In ihrer Rolle als Konsultativorgan innerhalb der EFTA-Institutionen pflegt die parlamentarische EFTA/EU-Delegation mit dem EFTA-Ministerrat und dem EFTA-Gerichtshof einen regelmässigen Austausch. Die parlamentarische EFTA/EU-Delegation unterhält auch Beziehungen zum Europäischen Parlament und zu Vertretern weiterer Europäischer Institutionen. Vor diesem Hintergrund hat die Delegation am 16./17. November sowohl mit Prof. Dr. Dr. Carl Baudenbacher, Präsident des EFTA-Gerichtshofes, als auch mit Prof. Dr. Koen Lenaerts, Präsident des EuGH, Gespräche über die Funktionsweise beider Institutionen geführt.
Seit Frühjahr 2014 verhandeln die Schweiz und die Europäische Union über ein Rahmenabkommen, das neue Verfahrens- und Verhaltensregeln für die selektive Teilnahme am Binnenmarkt definieren soll. Das Verhandlungsmandat des Bundesrates vom 18. Dezember 2013 sieht u.a. vor, dass im Streitfall sowohl die Schweiz als auch die EU in Fragen betreffend die Auslegung des EU-Rechts, das in einem Marktzugangsabkommen übernommen wurde, an den Gerichtshof der Europäischen Union (EuGH) gelangen können.
Bei den Gesprächen wurde den Mitgliedern der EFTA/EU-Delegation gegenüber bekräftigt, dass der EuGH auch in einem solchen Streitbeilegungsverfahren nur Entscheidungen trifft, die für beide Seiten verbindlich sind. Vor diesem Hintergrund stelle sich im Falle einer Anrufung des EuGH im Rahmen der Streitbeilegung die Frage der konkreten Umsetzung des verbindlichen Entscheids; zu verhandeln gibt es dann nichts mehr. Die Kommission wird entsprechend handeln. Die Lage ist insoweit vergleichbar mit der Situation der EU-Staaten und der EFTA-Staaten nach Erlass eines Vertragsverletzungsurteils in EU oder EWR.
Im EWR werden die EU-Staaten von der EU-Kommission überwacht und gegebenenfalls vom EuGH verurteilt.
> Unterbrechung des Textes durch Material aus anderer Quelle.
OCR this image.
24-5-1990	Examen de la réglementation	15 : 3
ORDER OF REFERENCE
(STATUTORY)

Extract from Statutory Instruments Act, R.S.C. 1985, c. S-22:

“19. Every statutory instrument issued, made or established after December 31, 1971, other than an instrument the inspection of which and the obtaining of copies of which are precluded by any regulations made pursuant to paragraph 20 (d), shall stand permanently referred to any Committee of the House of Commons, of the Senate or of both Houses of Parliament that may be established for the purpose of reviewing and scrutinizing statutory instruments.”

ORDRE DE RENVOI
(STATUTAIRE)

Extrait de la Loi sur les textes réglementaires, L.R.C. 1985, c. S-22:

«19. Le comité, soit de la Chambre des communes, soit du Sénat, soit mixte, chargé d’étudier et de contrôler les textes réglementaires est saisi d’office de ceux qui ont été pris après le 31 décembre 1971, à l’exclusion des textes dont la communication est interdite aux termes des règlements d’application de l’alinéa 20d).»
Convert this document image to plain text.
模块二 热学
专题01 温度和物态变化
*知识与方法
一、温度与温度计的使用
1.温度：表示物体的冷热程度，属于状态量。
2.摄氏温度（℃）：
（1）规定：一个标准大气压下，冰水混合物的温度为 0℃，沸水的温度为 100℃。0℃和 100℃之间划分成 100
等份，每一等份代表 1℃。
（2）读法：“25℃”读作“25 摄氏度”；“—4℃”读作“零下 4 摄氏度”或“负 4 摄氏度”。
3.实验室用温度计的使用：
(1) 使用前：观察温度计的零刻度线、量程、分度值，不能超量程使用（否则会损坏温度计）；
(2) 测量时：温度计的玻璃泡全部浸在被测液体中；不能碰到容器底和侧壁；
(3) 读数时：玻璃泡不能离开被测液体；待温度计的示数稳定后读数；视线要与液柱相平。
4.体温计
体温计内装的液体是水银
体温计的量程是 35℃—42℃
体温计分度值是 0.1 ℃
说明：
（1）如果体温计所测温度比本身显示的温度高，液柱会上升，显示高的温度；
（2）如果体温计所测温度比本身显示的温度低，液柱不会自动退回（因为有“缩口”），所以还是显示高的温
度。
Die Überwachung der EWR-EFTA-Staaten obliegt hingegen einzig der EFTA-Überwachungsbehörde. Letztere ist auch dann zuständig, wenn eine Vertragsverletzung die EU betrifft. Zur Beurteilung ist ausschliesslich der EFTA-Gerichtshof kompetent. Hauptbeispiel ist der Fall Icesave.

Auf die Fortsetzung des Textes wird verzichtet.